Whether those of this second group say they simply work well under pressure or acknowledge they tend to put things off, procrastination is an extremely common habit.
Even if procrastinators do complete their work on time, they run the risk of being unable to accommodate unexpected problems, and it can stress out team members, superiors, and subordinates who prefer a more front-loaded or steady approach to work.
So what steps can procrastinators take to get more ahead of the game? Here, we look at a few easy-to-implement recommendations.
Recognize the Problem
Everyone needs to reshuffle tasks from time to time. Priorities shift, and sometimes, complex problems require coordination with others. But if workers continually put off unpleasant tasks and leave important items unaddressed, that means the procrastination has become a problem.
There are a number of reasons people procrastinate, including wanting to avoid unpleasant tasks, disorganization, fear of failure, and even fear of success.
Start Tackling the Hard Stuff First
This is often a sound strategy regardless of whether procrastination is a problem, but particularly if you find yourself avoiding unpleasant or difficult work, forcing yourself to address those items first can be crucial in addressing chronic procrastination.
Many procrastinators experience a great deal of stress and anxiety thinking about those hard tasks they’re putting off. Addressing them right off the bat gets them out of the way and makes the rest of the workday relatively easy and enjoyable.
Addressing the difficult items first can also help them manage time more effectively by providing a better understanding of how much time those tough tasks will actually take in total.

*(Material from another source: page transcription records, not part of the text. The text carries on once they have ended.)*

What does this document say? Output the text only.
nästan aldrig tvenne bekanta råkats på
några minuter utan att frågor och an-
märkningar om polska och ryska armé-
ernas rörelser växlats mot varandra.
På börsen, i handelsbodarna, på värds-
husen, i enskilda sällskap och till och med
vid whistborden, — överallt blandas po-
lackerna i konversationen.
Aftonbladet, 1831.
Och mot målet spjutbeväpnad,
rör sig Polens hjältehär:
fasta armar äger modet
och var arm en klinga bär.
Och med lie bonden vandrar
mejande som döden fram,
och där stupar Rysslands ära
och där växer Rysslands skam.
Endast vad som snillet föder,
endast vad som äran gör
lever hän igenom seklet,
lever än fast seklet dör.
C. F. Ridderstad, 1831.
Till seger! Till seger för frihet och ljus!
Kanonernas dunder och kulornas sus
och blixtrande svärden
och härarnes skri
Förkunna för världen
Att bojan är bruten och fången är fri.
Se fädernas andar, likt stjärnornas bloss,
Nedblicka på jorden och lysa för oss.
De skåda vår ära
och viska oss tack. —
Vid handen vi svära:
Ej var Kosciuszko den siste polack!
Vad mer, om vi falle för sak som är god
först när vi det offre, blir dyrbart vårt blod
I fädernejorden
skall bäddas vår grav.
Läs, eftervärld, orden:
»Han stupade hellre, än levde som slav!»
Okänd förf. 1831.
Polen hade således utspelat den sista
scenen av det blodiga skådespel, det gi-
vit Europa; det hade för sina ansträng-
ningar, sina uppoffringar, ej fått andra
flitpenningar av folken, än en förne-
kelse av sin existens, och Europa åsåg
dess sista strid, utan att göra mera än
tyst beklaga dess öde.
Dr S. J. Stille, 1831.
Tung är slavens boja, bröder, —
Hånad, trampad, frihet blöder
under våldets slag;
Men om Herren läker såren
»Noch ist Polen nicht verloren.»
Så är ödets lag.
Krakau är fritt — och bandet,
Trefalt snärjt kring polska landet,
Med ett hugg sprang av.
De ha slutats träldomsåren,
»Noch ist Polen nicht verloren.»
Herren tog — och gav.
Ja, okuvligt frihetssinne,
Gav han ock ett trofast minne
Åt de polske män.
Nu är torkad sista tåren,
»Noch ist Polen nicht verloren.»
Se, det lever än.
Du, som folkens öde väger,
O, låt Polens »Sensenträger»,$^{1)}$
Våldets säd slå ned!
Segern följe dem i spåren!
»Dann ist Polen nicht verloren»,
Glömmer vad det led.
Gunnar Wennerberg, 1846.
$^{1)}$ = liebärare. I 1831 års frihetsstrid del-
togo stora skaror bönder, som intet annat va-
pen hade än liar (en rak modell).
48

Create To-Do Lists and Schedules
Creating schedules and to-do lists is a great way to eliminate the organizational element of procrastination. It requires commitment and dedication, but it’s a habit anyone can easily adopt.

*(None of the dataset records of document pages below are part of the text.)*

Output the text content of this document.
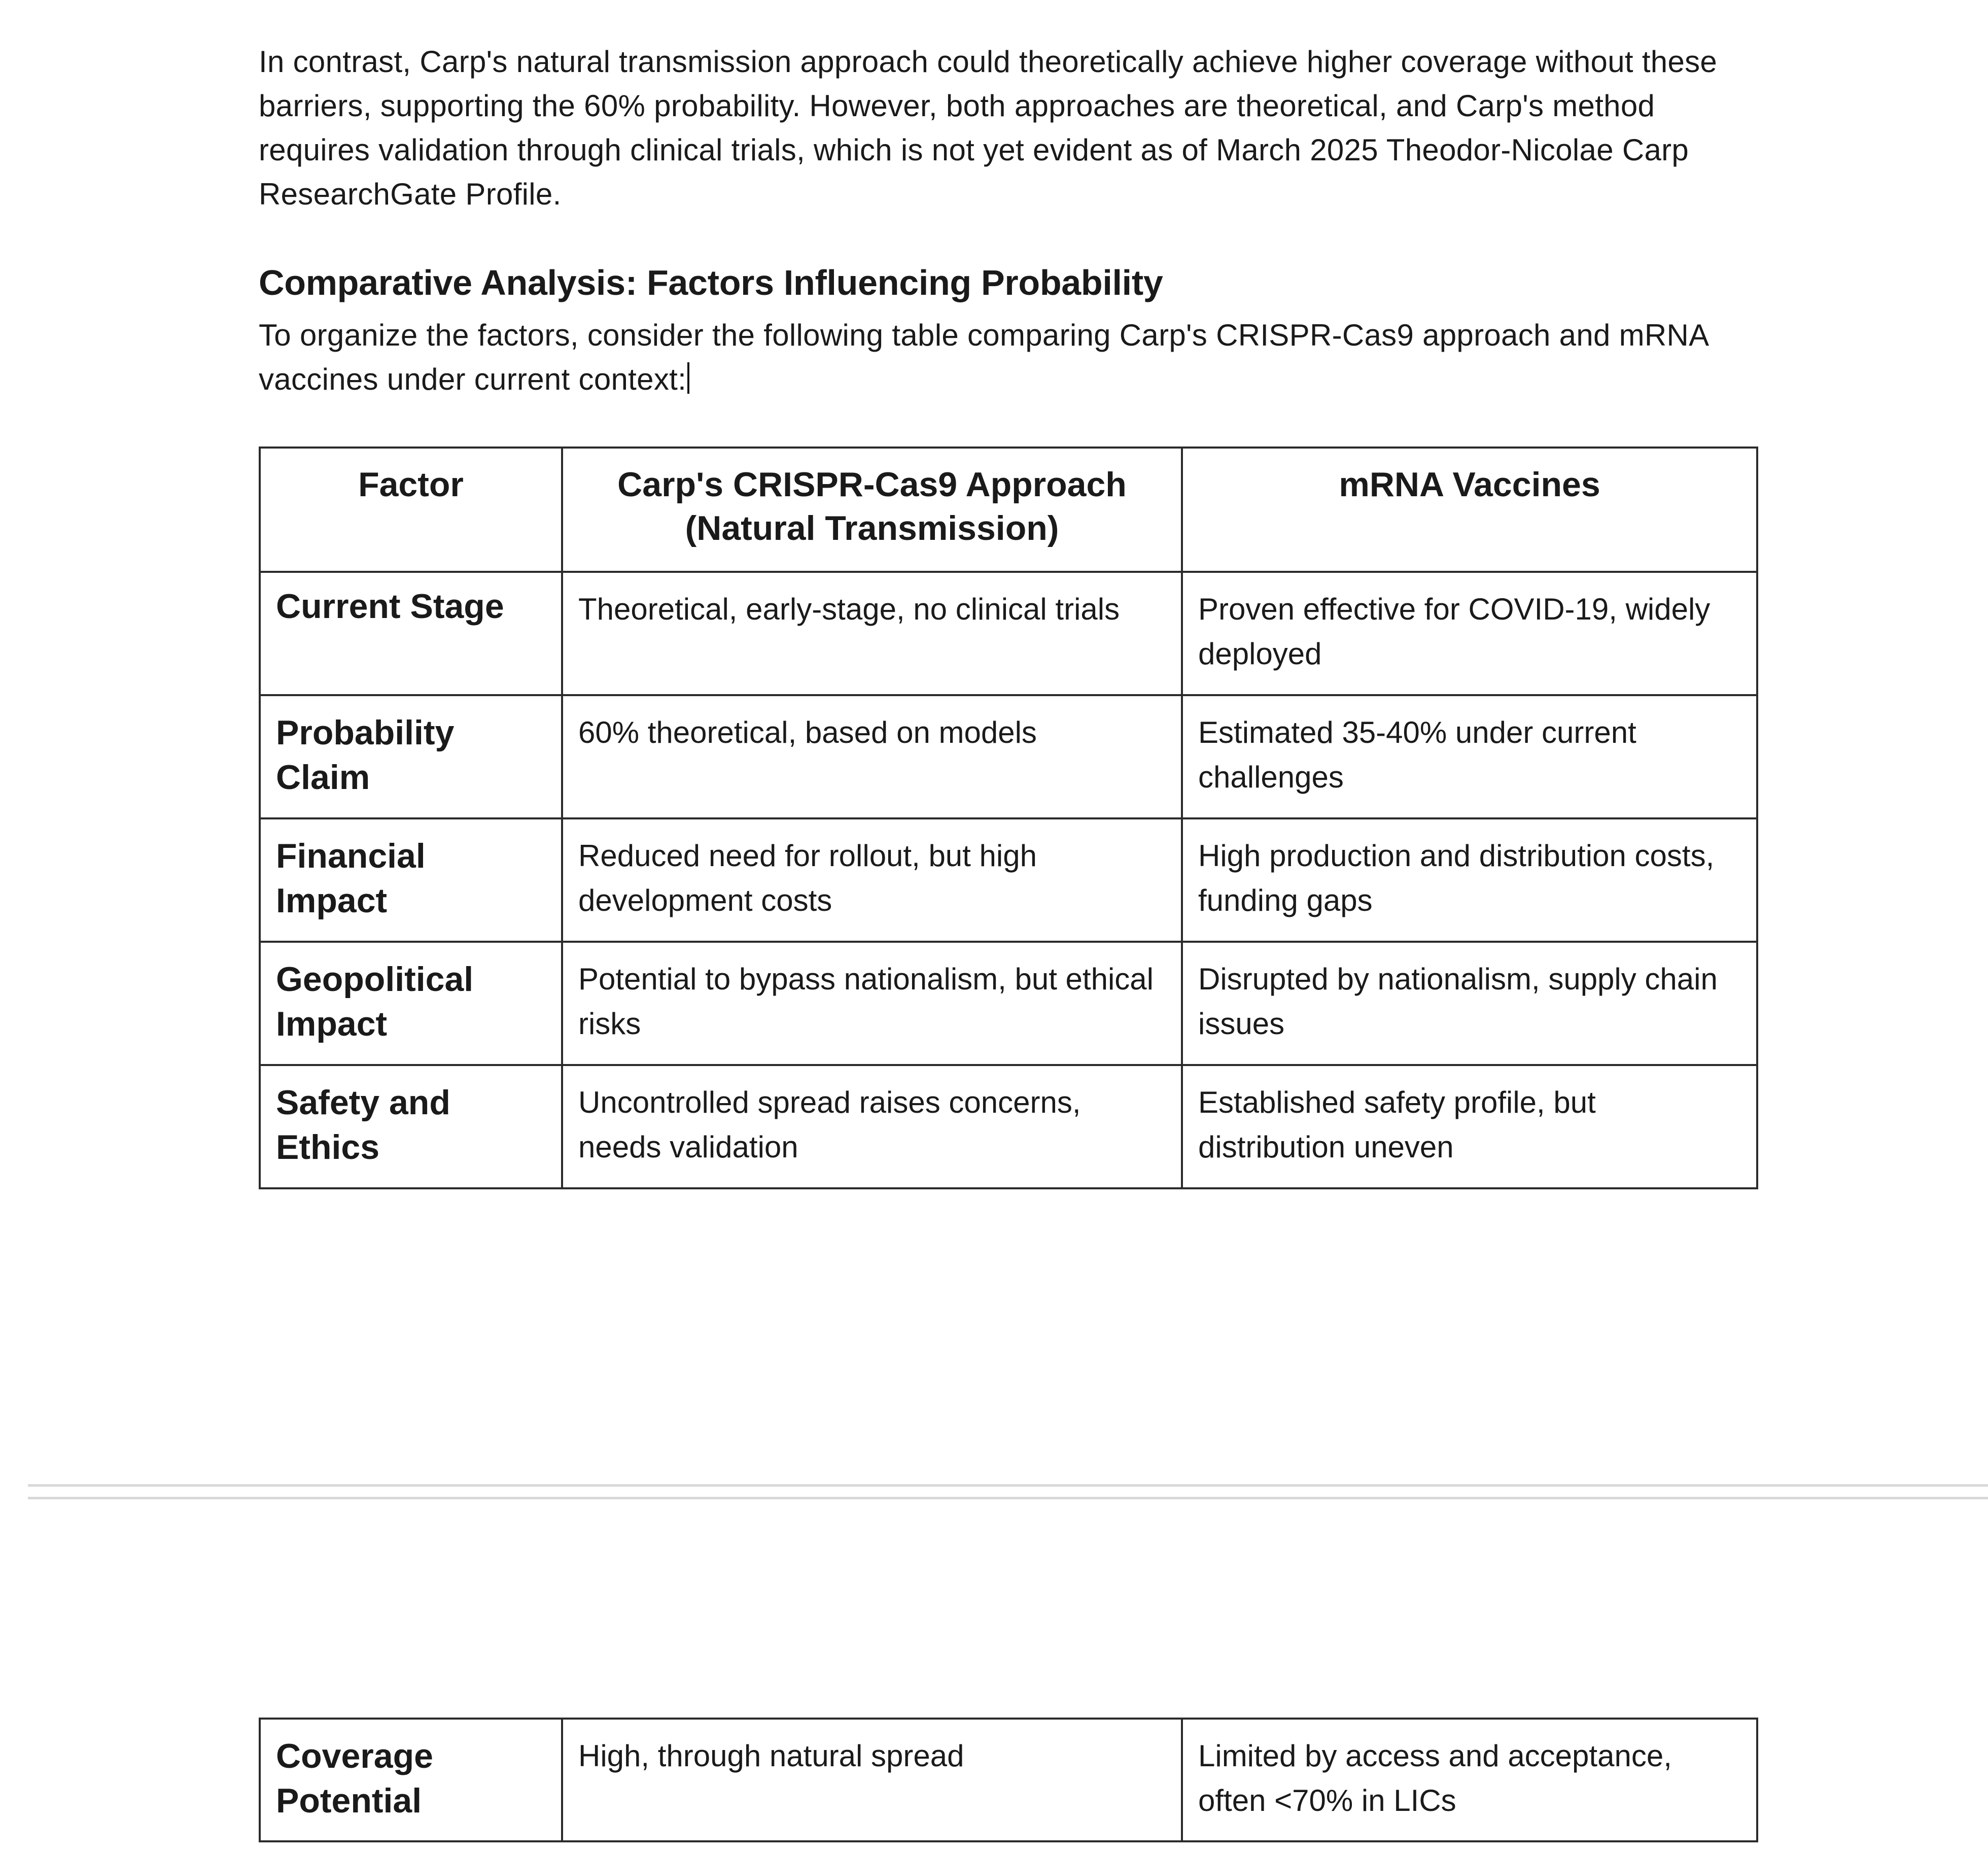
In contrast, Carp's natural transmission approach could theoretically achieve higher coverage without these barriers, supporting the 60% probability. However, both approaches are theoretical, and Carp's method requires validation through clinical trials, which is not yet evident as of March 2025 Theodor-Nicolae Carp ResearchGate Profile.

Comparative Analysis: Factors Influencing Probability

To organize the factors, consider the following table comparing Carp's CRISPR-Cas9 approach and mRNA vaccines under current context:

Factor	Carp's CRISPR-Cas9 Approach (Natural Transmission)	mRNA Vaccines
Current Stage	Theoretical, early-stage, no clinical trials	Proven effective for COVID-19, widely deployed
Probability Claim	60% theoretical, based on models	Estimated 35-40% under current challenges
Financial Impact	Reduced need for rollout, but high development costs	High production and distribution costs, funding gaps
Geopolitical Impact	Potential to bypass nationalism, but ethical risks	Disrupted by nationalism, supply chain issues
Safety and Ethics	Uncontrolled spread raises concerns, needs validation	Established safety profile, but distribution uneven
Coverage Potential	High, through natural spread	Limited by access and acceptance, often <70% in LICs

Schedules and to-do lists are only effective if there’s some accountability associated with them. This can certainly be personal accountability, such as committing to not leave the office or log off until the day’s tasks have been completed. But if that doesn’t work, external accountability can be incorporated by sharing the schedule with a superior or, less formally, asking a friend at work to check in on your progress.

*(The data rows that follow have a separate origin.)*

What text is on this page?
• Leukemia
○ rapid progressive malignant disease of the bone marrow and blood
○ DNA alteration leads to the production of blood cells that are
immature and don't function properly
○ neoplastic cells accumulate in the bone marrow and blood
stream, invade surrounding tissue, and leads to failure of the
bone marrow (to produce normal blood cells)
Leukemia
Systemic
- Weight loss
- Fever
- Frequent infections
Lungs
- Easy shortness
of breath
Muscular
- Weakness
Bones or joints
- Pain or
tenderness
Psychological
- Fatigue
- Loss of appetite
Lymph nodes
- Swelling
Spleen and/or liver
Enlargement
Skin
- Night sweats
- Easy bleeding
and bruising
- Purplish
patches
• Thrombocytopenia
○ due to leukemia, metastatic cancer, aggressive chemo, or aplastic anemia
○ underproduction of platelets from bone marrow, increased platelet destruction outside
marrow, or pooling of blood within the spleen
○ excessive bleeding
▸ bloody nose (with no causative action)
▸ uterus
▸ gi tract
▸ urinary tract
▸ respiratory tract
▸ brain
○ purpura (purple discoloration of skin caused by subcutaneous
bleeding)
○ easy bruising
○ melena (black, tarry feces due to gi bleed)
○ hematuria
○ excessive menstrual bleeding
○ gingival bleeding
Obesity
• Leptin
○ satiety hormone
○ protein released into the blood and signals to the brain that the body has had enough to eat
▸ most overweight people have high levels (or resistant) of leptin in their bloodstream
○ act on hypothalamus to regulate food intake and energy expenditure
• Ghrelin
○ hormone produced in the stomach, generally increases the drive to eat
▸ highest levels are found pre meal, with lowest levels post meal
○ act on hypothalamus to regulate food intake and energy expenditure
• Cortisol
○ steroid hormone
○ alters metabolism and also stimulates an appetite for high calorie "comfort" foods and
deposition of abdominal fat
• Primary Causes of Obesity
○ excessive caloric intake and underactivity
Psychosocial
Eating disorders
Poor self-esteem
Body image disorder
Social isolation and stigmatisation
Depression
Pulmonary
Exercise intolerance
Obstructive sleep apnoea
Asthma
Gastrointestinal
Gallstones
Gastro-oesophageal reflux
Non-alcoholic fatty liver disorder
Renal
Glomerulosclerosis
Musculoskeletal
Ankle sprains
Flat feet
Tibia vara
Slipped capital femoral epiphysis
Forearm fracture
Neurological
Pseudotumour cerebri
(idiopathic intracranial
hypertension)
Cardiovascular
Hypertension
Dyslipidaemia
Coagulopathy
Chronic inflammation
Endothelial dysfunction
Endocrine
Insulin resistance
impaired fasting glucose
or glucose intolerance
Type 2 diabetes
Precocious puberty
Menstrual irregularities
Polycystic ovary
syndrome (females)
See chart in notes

Some might equate procrastination with laziness, but anyone who’s seen a procrastinator pulling all-nighters to complete a big project knows it’s not the same thing. Procrastinators tend to delay the difficult and unpleasant tasks, but they generally still do them.
The key to correcting that habit is to accept that it’s a negative behavior and implement structure and accountability to rein it in. And to the procrastinators reading this, don’t put off tackling your bad habits until tomorrow!